What is territory? What is a great product? What does culture of gastronomy mean? These are simple questions an event that has been going on the gourmet calendar every year has been trying to answer: Le Strade della Mozzarella (Mozzarella Roads). Three days of meetings, discussions, contaminations, rielaborations of an Italian symbol: Buffalo Mozzarella from Campania DOP, a unique one of a kind product.
Italian and international chefs coming from parts of the world met at Paestum to honor the white pearl, its texture and history. For Spanish Quique Dacosta is normal to play games with mozzarella. Where he is from in Alicante is very similar to Southern Italy and the products are almost the same: tomatoes, olives, fish, lemons. It’s not difficult for the Michelin-star chef to experiment with cheese that has the flavors of his land. “I worked on five dishes pretending mozzarella came from my region. I tried to make it my own without thinking it’s Italian or Spanish.” The chef suggests a war pof shrimps (typical of his land) and bufala. To make them together he used tomato juice and mozzarella gel in a serum. He added the small shrimps on top and mustard seeds cooked in water that look like vegetable caviar. He topped everything with bufala yogurt and voilà.
It’s Josean Alija’s turn, his restaurant Neruo is located inside of the most beautiful museums in the world, the Guggenheim in Bilbao. What he does with vegetables is highly appreciated by food lovers all around the planet. He likes to explore the subject, study it, experiment and try, always trying to get to the bottom of things: “I didn’t really know mozzarella”, he explains, “so I studied it. We chefs know that we are not inventing anything knew, but we try to tell a story that ends up on a plate. We want to learn, innovate, that’s the only way to renew the idea behind cuisine”. Thanks to his research, he came up with an explosive finger food: a small caprese as an appetizer on a stick. It all starts with the millk you get from twistig the mozzarella, cooking it sous-vide and injecting some tomatoes with their juice. A simple idea that turns into an explosion of taste, the power of both the mozzarella and the tomato.

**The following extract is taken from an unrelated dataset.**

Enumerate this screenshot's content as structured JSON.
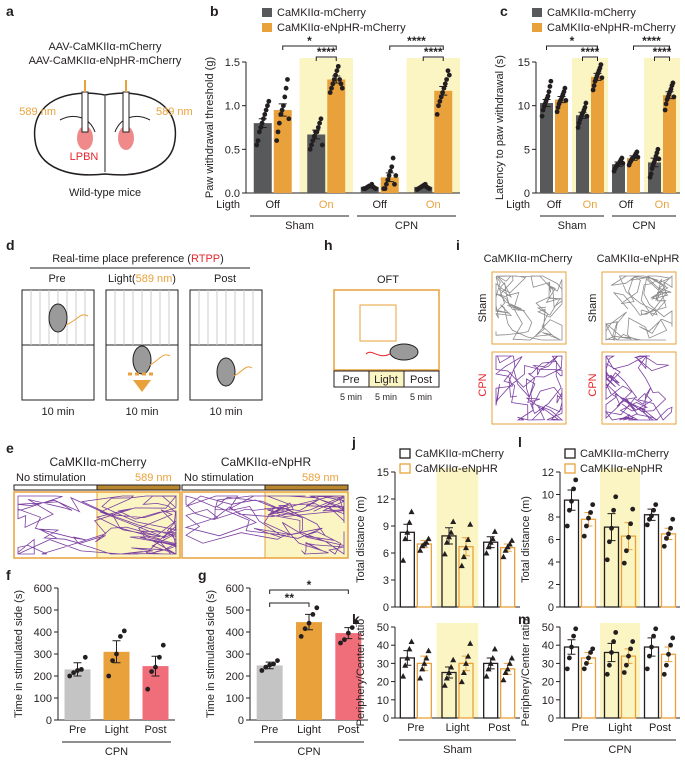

Another chef who took inspiration from an Italian dish is Parisian Jean-François Piège, from the Thoumieux restaurant, a chef who lives and breathes French culinary traditions with modern ideas. He created his version of the pizza (“not the real one, I don’t want to sound ridiculous”, he comments laughingly). It’s more like a choux of pasta that rises at high temperature. The chef injects an oil, garlic and oregano marinade in it. A slice of mozzarella di bufala on top with tomato powder and olives. A micro- portion of flavors that explain better than words Italian cuisine. Parisian style.
There is another contribution from Paris: it’s the much criticized chef Simone Tondo whose Roseval was elected best bistro in France. He comes from Sardegna, a magical island which cuisine is not necessarily that of the sea. “Our tradition starts with meat – he explains – Fish came after we got rich thanks to the success of Costa Smeralda. I try to work on impossible encounters, difficult balances to create”. His dish is ricotta and fish, land and sea. He says his recipes is Sardo-Parisian: ricotta of bufala, a drip of rasberries and anchovies, a rhubarb cedar base to take out the acidity. Seared mackerel on top. A short circuit of sweetness and strenght.